Mon travail se compose de plusieurs parties.
Tout d’abord il y a la partie qui est sans doute la plus importante, c’est la gestion des ressources humaines. Nous sommes 35 ici à Canal C, ce qui représente une petite équipe et donc, comme dans toutes les petites équipes, dès qu’il y a des conflits, ça se ressent très très vite sur la production.
Il y a aussi la gestion économique et financière, y compris la partie prospective de la chaîne. Il faut assurer le bon développement de la chaîne à court, moyen et long terme.
La troisième partie est relative à la gestion du contenu. La chaine doit faire le travail qu’on attend d’elle, que le Conseil d’Administration attend d’elle, que les téléspectateurs attendent d’elle.
La dernière partie, c’est toute une série de petites choses diverses comme la représentation de la chaîne, l’aspect "relations publiques". Une chaine comme celle-ci vit notamment de son image et pour que cette image fonctionne convenablement, il faut la travailler.
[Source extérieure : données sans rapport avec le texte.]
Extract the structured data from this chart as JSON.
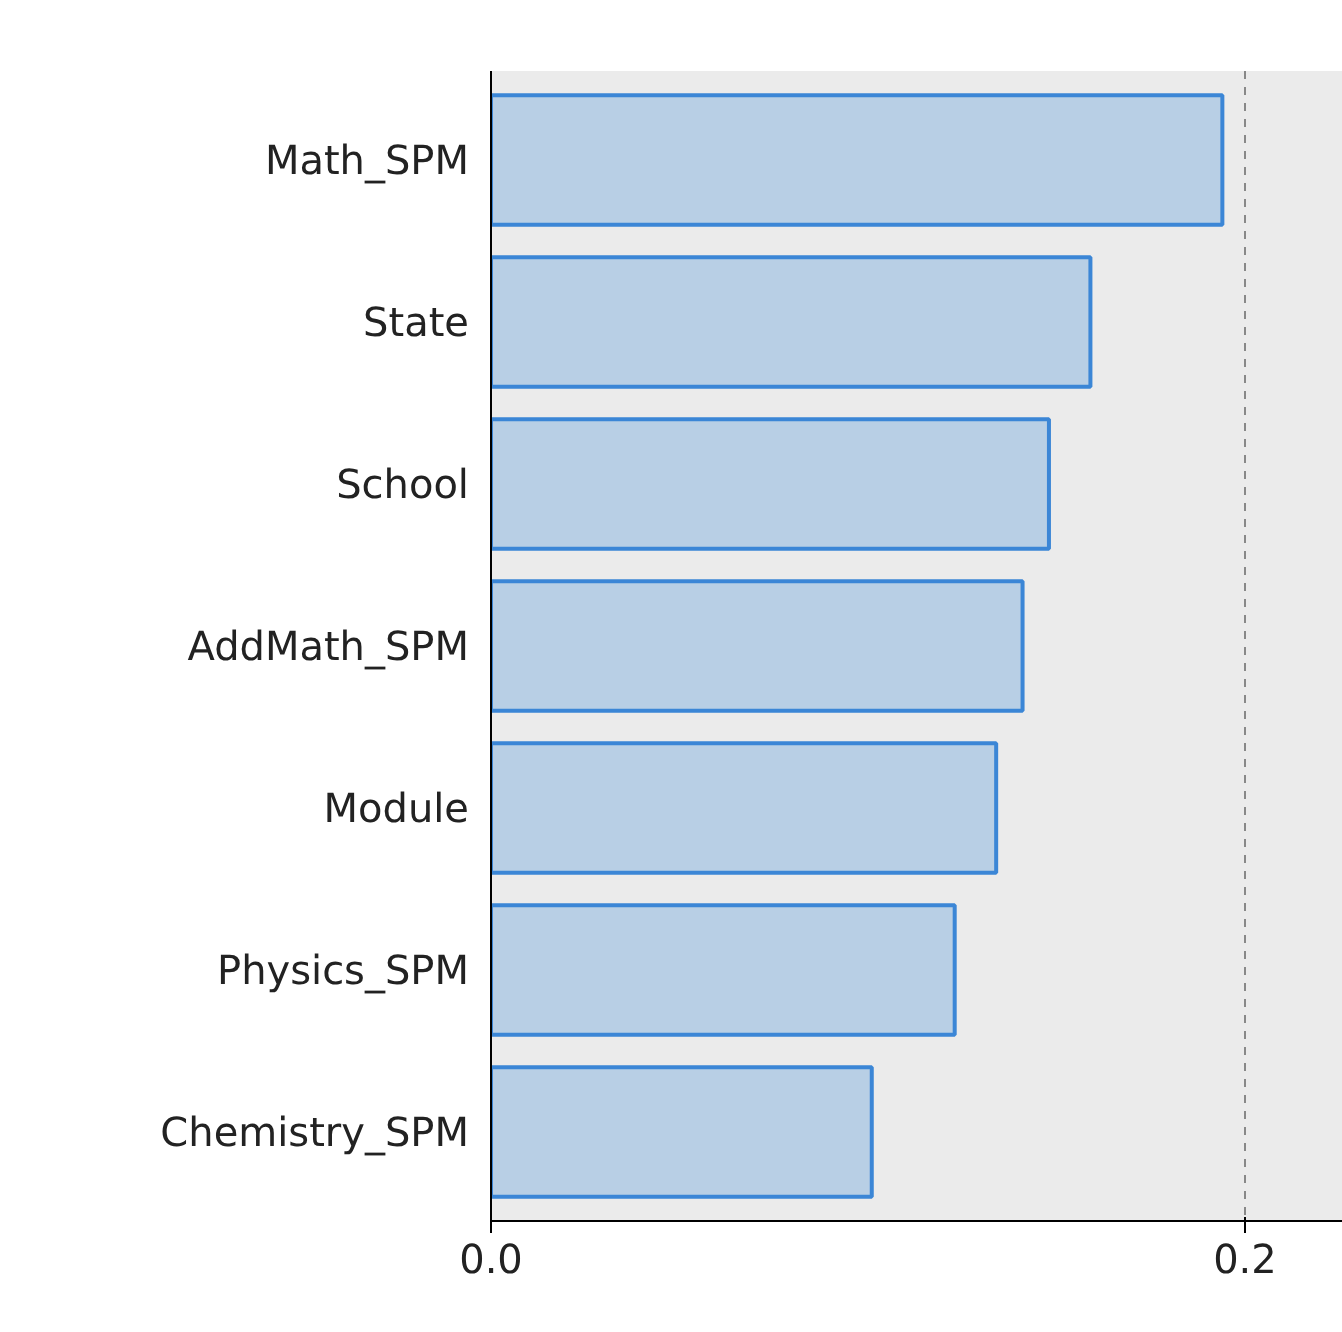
{
  "chart_data": {
    "type": "bar",
    "orientation": "horizontal",
    "categories": [
      "Math_SPM",
      "State",
      "School",
      "AddMath_SPM",
      "Module",
      "Physics_SPM",
      "Chemistry_SPM"
    ],
    "values": [
      0.194,
      0.159,
      0.148,
      0.141,
      0.134,
      0.123,
      0.101
    ],
    "color": "#b8cfe5",
    "xlim": [
      0,
      0.226
    ],
    "xticks": [
      {
        "value": 0,
        "label": "0.0"
      },
      0.2
    ],
    "grid": "x"
  }
}
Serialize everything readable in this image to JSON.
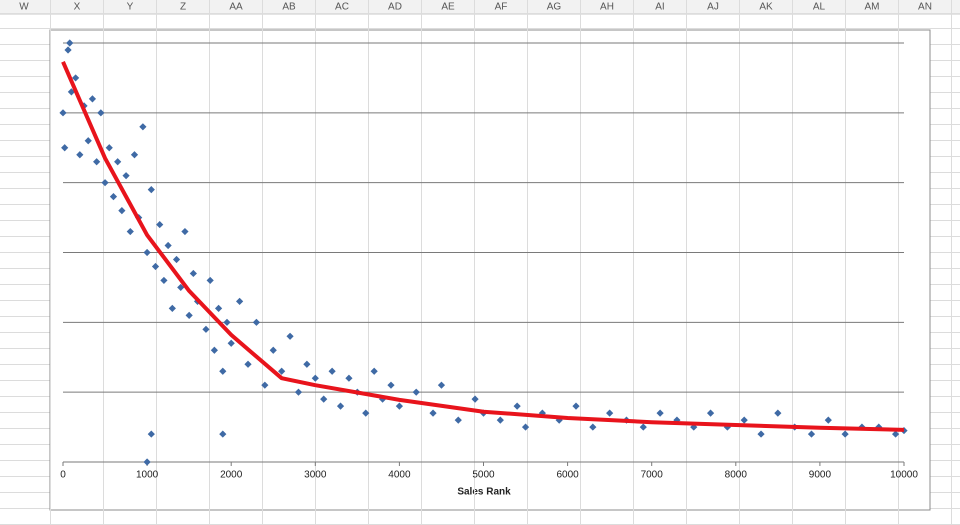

Il faut être présent de temps en temps dans les médias, organiser des campagnes de marketing, penser à ce qu’il faut faire pour être visible et vu dans des grands moments, des grands évènements, etc. A côté de tout cela, il y a toute une série de choses qui font la vie d’une chaîne et qui doivent être réglées au jour le jour : renégocier un contrat avec un fournisseur, décider si oui ou non on collabore avec une autre chaîne comme RTL ou RTBF pour tel ou tel événement sur Namur, avoir des contacts avec un avocat pour un projet d’émission avec des personnes en situation de handicap, etc. C’est donc un boulot extrêmement varié, comme le sont tous les boulots de coordination, de supervision et d’animation d’équipe. Ici, c’est d’autant plus varié qu’il s’agit d’une activité visible puisque la télé, ça rentre dans tous les foyers!
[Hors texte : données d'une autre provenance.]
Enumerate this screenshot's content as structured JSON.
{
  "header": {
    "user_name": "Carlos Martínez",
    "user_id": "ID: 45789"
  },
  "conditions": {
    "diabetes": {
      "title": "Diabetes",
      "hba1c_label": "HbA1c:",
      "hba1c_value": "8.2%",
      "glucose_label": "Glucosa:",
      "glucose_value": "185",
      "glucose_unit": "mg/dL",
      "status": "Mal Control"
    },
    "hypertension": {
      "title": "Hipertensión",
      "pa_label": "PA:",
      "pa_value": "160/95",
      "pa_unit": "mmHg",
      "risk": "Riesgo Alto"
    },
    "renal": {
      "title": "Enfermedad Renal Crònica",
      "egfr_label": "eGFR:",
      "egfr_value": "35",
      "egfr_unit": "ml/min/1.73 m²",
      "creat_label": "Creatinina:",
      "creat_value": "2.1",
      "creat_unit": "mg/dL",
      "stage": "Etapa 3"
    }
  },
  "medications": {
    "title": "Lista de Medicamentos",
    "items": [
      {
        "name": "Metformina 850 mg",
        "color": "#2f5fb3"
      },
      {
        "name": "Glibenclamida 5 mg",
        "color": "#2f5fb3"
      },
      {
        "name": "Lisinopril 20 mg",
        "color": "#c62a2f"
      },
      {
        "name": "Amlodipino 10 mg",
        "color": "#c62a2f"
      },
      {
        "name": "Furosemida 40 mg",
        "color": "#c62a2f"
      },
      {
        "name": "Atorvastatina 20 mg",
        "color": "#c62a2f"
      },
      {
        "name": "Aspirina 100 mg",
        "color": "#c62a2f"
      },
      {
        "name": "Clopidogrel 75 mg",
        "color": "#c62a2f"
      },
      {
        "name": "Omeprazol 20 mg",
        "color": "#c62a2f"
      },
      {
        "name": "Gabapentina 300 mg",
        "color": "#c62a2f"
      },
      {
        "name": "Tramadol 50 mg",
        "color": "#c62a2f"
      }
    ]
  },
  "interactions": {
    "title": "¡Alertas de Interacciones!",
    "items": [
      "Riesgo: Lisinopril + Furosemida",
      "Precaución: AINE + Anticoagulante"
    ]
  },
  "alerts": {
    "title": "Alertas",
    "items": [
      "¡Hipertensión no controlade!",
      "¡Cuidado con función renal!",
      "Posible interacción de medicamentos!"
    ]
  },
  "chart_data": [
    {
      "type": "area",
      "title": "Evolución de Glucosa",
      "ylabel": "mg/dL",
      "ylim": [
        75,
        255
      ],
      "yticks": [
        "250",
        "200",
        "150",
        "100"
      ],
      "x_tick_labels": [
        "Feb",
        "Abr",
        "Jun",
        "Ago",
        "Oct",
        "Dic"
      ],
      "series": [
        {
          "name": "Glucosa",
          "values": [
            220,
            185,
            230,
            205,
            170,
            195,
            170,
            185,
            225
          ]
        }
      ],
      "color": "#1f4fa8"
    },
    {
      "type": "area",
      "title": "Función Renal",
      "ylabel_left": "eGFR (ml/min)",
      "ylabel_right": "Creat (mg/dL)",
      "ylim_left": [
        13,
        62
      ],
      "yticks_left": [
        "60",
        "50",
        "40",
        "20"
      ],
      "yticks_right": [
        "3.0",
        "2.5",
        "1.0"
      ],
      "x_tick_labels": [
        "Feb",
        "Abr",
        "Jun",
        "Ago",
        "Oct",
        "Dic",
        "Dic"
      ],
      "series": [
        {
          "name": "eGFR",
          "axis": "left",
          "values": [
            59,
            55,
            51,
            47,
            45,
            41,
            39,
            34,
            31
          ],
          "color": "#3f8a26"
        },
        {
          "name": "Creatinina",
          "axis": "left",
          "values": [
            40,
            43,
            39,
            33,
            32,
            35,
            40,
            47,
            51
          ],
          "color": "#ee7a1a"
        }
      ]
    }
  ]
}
Vous parliez du contenu tout à l’heure, comment s’effectue la programmation des différentes émissions ?
Le cadre de travail est décidé par le Conseil d’Administration qui est composé de 23 personnes, dont 14 issues de l’associatif et 9 des partis politiques qui veillent à la bonne utilisation de l’argent public. On essaie d’avoir une grille la plus stable possible.
On a tous les jours un journal d’information de 26 ou 13 minutes (en période de vacances) et derrière, on essaie d’avoir des émissions fixes et récurrentes : l’émission sportive du dimanche ; un débat sur un thème de société ou politique le lundi ; le mercredi est plutôt consacré à l’histoire, à la science ; le jeudi on a une émission de reportages ; le vendredi on propose un talk show et le samedi on présente une émission qui résume l’actualité de la semaine. Pour le mardi, on avait une émission consacrée à l’emploi (co-financée par le Forem et le Fonds Social Européen) mais qui a été supprimée donc on cherche une émission fixe mais ce n’est pas évident. Il faut savoir que c’est très lourd de produire une émission puisque nous ne sommes que 35 et que rien que pour le journal de 26 minutes, il faut au moins 17 ou 18 personnes présentes tous les jours, toute la journée ! Alors, quand on veut proposer une deuxième émission de 26 minutes derrière, ce n’est pas facile.
Parfois, on a aussi des propositions qui nous arrivent. On les examine en fonction de notre projet de chaine et de nos critères habituels ("Est-ce que ça rentre bien dans notre programmation? ; Est-ce que c’est quelque chose qu’on veut mettre en avant?"). On ne fera par exemple pas d’émissions de variété, de télé-réalité. On pourrait faire des émissions musicales mais on présentera alors des groupes locaux, de la région et on les fera plutôt à thème. L’année dernière, on a fait une série de dix émissions sur les groupes rock émergeants de la région mais on ne couvrira pas Miss Belgique par exemple ! Ce n’est pas du tout dans notre ligne éditoriale. C’est à chaque fois du feeling basé sur des critères les plus précis possibles.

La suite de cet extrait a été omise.